A memorial on Tower Green remembers all those unfortunate souls who have been executed here over the centuries. Anne Boleyn and Lady Jane Grey are both said to return to the vicinity, whilst the ghost of Margaret Pole, Countess of Salisbury returns here in a dramatic and alarming fashion. At the age of seventy-two she became an unwitting and undeserving target for Henry V111’s petty vengeance. Her son, Cardinal Pole had vilified the King’s claim as head of the Church in England. But he was safely ensconced in France and so Henry had his mother brought to the block on 27th May 1541. When told by the executioner to kneel, the spirited old lady refused. “So should traitors do and I am none” she sneered. The executioner raised his axe, took a swing at her and then chased the screaming Countess around the scaffold where he, literally, hacked her to death. The shameful spectacle has been repeated several times on the anniversary of her death, as her screaming phantom continues to be chased throughout eternity by a ghostly executioner.
The Bloody Tower, the very name of which conjures up all manner of gruesome images, is home to the most poignant shades that drift through this dreadful fortress. When Edward 1V died suddenly in April 1483, his twelve year old son was destined to succeed him as Edward V. However, before his coronation could take place, both he and his younger brother, Richard, had been declared illegitimate by Parliament and it was their uncle, the Duke of Gloucester who ascended the throne as Richard 111. The boys, meanwhile, had been sent to the Tower of London, ostensibly in preparation for Edward’s Coronation, and were often seen playing happily around the grounds. But then, around June 1483, they mysteriously vanished, and were never seen alive again. It was always assumed, that they had been murdered on Richard’s instructions and their bodies buried, somewhere within the grounds of The Tower. When two skeletons were uncovered beneath a staircase of the White Tower in 1674, they were presumed to be the remains of the two little princes and afforded Royal burial in Westminster Abbey. The whimpering wraiths of the two children, dressed in white nightgowns, and clutching each other in terror have frequently been seen in the dimly lit rooms of their imprisonment. Witnesses are moved to pity and long to reach out and console the pathetic spectress. But, should they do so, the trembling revenants back slowly against the wall and fade into the fabric.

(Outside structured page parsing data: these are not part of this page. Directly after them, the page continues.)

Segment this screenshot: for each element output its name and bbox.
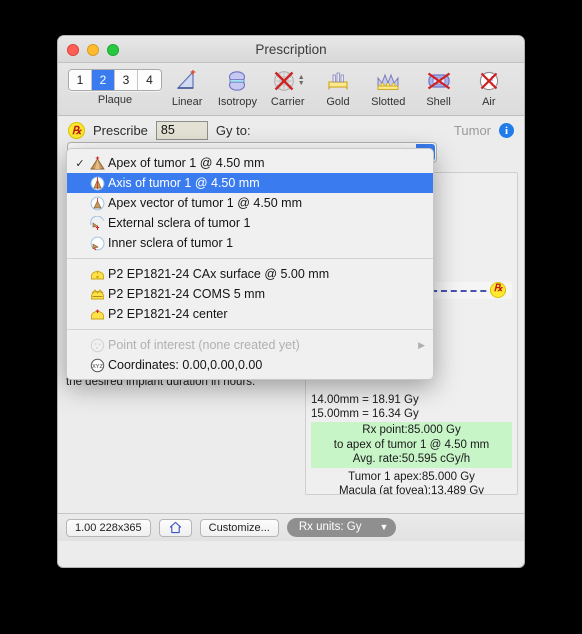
screen: Prescription 1 2 3 4 Plaque Linear Isotr… [0, 0, 582, 634]
menu-item-axis-of-tumor[interactable]: Axis of tumor 1 @ 4.50 mm [67, 173, 433, 193]
slotted-icon [374, 67, 402, 95]
isotropy-icon [224, 67, 250, 95]
menu-item-label: Coordinates: 0.00,0.00,0.00 [108, 358, 263, 372]
title-bar[interactable]: Prescription [58, 36, 524, 63]
rx-point-line: Rx point:85.000 Gy [362, 423, 461, 436]
menu-item-plaque-cax-surface[interactable]: P2 EP1821-24 CAx surface @ 5.00 mm [67, 264, 433, 284]
checkmark-icon: ✓ [75, 157, 85, 170]
plaque-center-icon [87, 307, 108, 322]
menu-item-apex-of-tumor[interactable]: ✓ Apex of tumor 1 @ 4.50 mm [67, 153, 433, 173]
toolbar-label-air: Air [482, 96, 496, 108]
menu-separator-1 [67, 258, 433, 259]
menu-item-label: P2 EP1821-24 center [108, 307, 228, 321]
toolbar-label-isotropy: Isotropy [217, 96, 257, 108]
plaque-segment-2[interactable]: 2 [92, 70, 115, 90]
toolbar-label-shell: Shell [426, 96, 451, 108]
plaque-label: Plaque [97, 94, 133, 106]
rx-target-line: to apex of tumor 1 @ 4.50 mm [333, 438, 490, 451]
menu-item-label: Point of interest (none created yet) [108, 338, 300, 352]
axis-tumor-icon [87, 176, 108, 191]
menu-item-plaque-coms[interactable]: P2 EP1821-24 COMS 5 mm [67, 284, 433, 304]
window-controls [67, 44, 119, 56]
toolbar-label-linear: Linear [171, 96, 203, 108]
menu-item-coordinates[interactable]: XYZ Coordinates: 0.00,0.00,0.00 [67, 355, 433, 375]
plaque-coms-icon [87, 287, 108, 302]
toolbar-item-gold[interactable]: Gold [313, 67, 363, 108]
menu-item-label: P2 EP1821-24 COMS 5 mm [108, 287, 266, 301]
external-sclera-icon [87, 215, 108, 231]
point-of-interest-icon [87, 338, 108, 353]
dose-depth-line-2: 15.00mm = 16.34 Gy [311, 408, 419, 421]
plaque-segment-4[interactable]: 4 [138, 70, 161, 90]
rx-summary-block: Rx point:85.000 Gy to apex of tumor 1 @ … [311, 421, 512, 468]
target-label: Tumor [453, 123, 491, 138]
dose-depth-line-1: 14.00mm = 18.91 Gy [311, 393, 419, 406]
svg-text:XYZ: XYZ [92, 364, 103, 370]
menu-item-label: Apex vector of tumor 1 @ 4.50 mm [108, 196, 303, 210]
window-title: Prescription [255, 42, 327, 57]
plaque-surface-icon [87, 267, 108, 282]
info-icon[interactable]: i [499, 123, 514, 138]
menu-item-inner-sclera[interactable]: Inner sclera of tumor 1 [67, 233, 433, 253]
air-icon [476, 67, 502, 95]
toolbar-item-linear[interactable]: Linear [162, 67, 212, 108]
rx-units-label: Rx units: Gy [298, 521, 362, 533]
prescribe-label: Prescribe [93, 123, 148, 138]
rx-avg-rate-line: Avg. rate:50.595 cGy/h [352, 453, 471, 466]
toolbar-item-shell[interactable]: Shell [413, 67, 463, 108]
menu-item-label: Axis of tumor 1 @ 4.50 mm [108, 176, 260, 190]
toolbar-item-carrier[interactable]: ▲ ▼ Carrier [263, 67, 313, 108]
apex-tumor-icon [87, 156, 108, 171]
plaque-segment-3[interactable]: 3 [115, 70, 138, 90]
toolbar: 1 2 3 4 Plaque Linear Isotropy ▲ ▼ Carri… [58, 63, 524, 116]
menu-item-point-of-interest: Point of interest (none created yet) ▶ [67, 335, 433, 355]
shell-icon [425, 67, 453, 95]
rx-units-dropdown[interactable]: Rx units: Gy ▼ [286, 518, 397, 537]
menu-item-plaque-center[interactable]: P2 EP1821-24 center [67, 304, 433, 324]
minimize-button[interactable] [87, 44, 99, 56]
submenu-arrow-icon: ▶ [418, 339, 425, 350]
rx-icon: ℞ [68, 122, 85, 139]
bottom-bar: 1.00 228x365 Customize... Rx units: Gy ▼ [58, 513, 524, 541]
gold-icon [325, 67, 351, 95]
scale-button[interactable]: 1.00 228x365 [66, 518, 151, 537]
target-dropdown-menu[interactable]: ✓ Apex of tumor 1 @ 4.50 mm Axis of tumo… [66, 148, 434, 380]
customize-button[interactable]: Customize... [199, 518, 279, 537]
xyz-coordinates-icon: XYZ [87, 358, 108, 373]
menu-item-label: Inner sclera of tumor 1 [108, 236, 234, 250]
prescribe-row: ℞ Prescribe 85 Gy to: Tumor i [58, 116, 524, 145]
menu-item-external-sclera[interactable]: External sclera of tumor 1 [67, 213, 433, 233]
dose-metrics-block: Tumor 1 apex:85.000 Gy Macula (at fovea)… [311, 470, 512, 495]
metric-tumor-apex: Tumor 1 apex:85.000 Gy [348, 470, 475, 483]
close-button[interactable] [67, 44, 79, 56]
toolbar-item-isotropy[interactable]: Isotropy [212, 67, 262, 108]
carrier-icon: ▲ ▼ [271, 67, 305, 95]
plaque-segmented-control[interactable]: 1 2 3 4 [68, 69, 162, 91]
menu-item-apex-vector-of-tumor[interactable]: Apex vector of tumor 1 @ 4.50 mm [67, 193, 433, 213]
menu-item-label: P2 EP1821-24 CAx surface @ 5.00 mm [108, 267, 330, 281]
rx-icon-marker: ℞ [490, 281, 506, 298]
toolbar-label-gold: Gold [326, 96, 350, 108]
linear-icon [174, 67, 200, 95]
apex-vector-icon [87, 196, 108, 211]
chevron-down-icon: ▼ [379, 522, 389, 532]
carrier-stepper[interactable]: ▲ ▼ [298, 74, 305, 87]
home-button[interactable] [158, 518, 192, 537]
home-icon [169, 521, 181, 533]
menu-item-label: External sclera of tumor 1 [108, 216, 251, 230]
inner-sclera-icon [87, 236, 108, 251]
plaque-group: 1 2 3 4 Plaque [68, 67, 162, 106]
dose-units-label: Gy to: [215, 123, 251, 138]
metric-macula: Macula (at fovea):13.489 Gy [338, 485, 485, 495]
toolbar-item-slotted[interactable]: Slotted [363, 67, 413, 108]
plaque-segment-1[interactable]: 1 [69, 70, 92, 90]
dose-input[interactable]: 85 [155, 121, 208, 140]
toolbar-label-slotted: Slotted [371, 96, 406, 108]
zoom-button[interactable] [107, 44, 119, 56]
toolbar-label-carrier: Carrier [270, 96, 305, 108]
menu-item-label: Apex of tumor 1 @ 4.50 mm [108, 156, 265, 170]
toolbar-item-air[interactable]: Air [464, 67, 514, 108]
menu-separator-2 [67, 329, 433, 330]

Returning to the White Tower, and the fearless Custody Guards who wander its interior in the dead of night, there is the eerie occasion when Mr Arthur Crick, decided to rest as he made his rounds. Sitting on a ledge, he slipped off his right shoe and was in the process of massaging his foot, when a voice behind him whispered, “There’s only you and I here”. This elicited from Arthur the very earthly response “Just let me get this bloody shoe on and there’ll only be you”!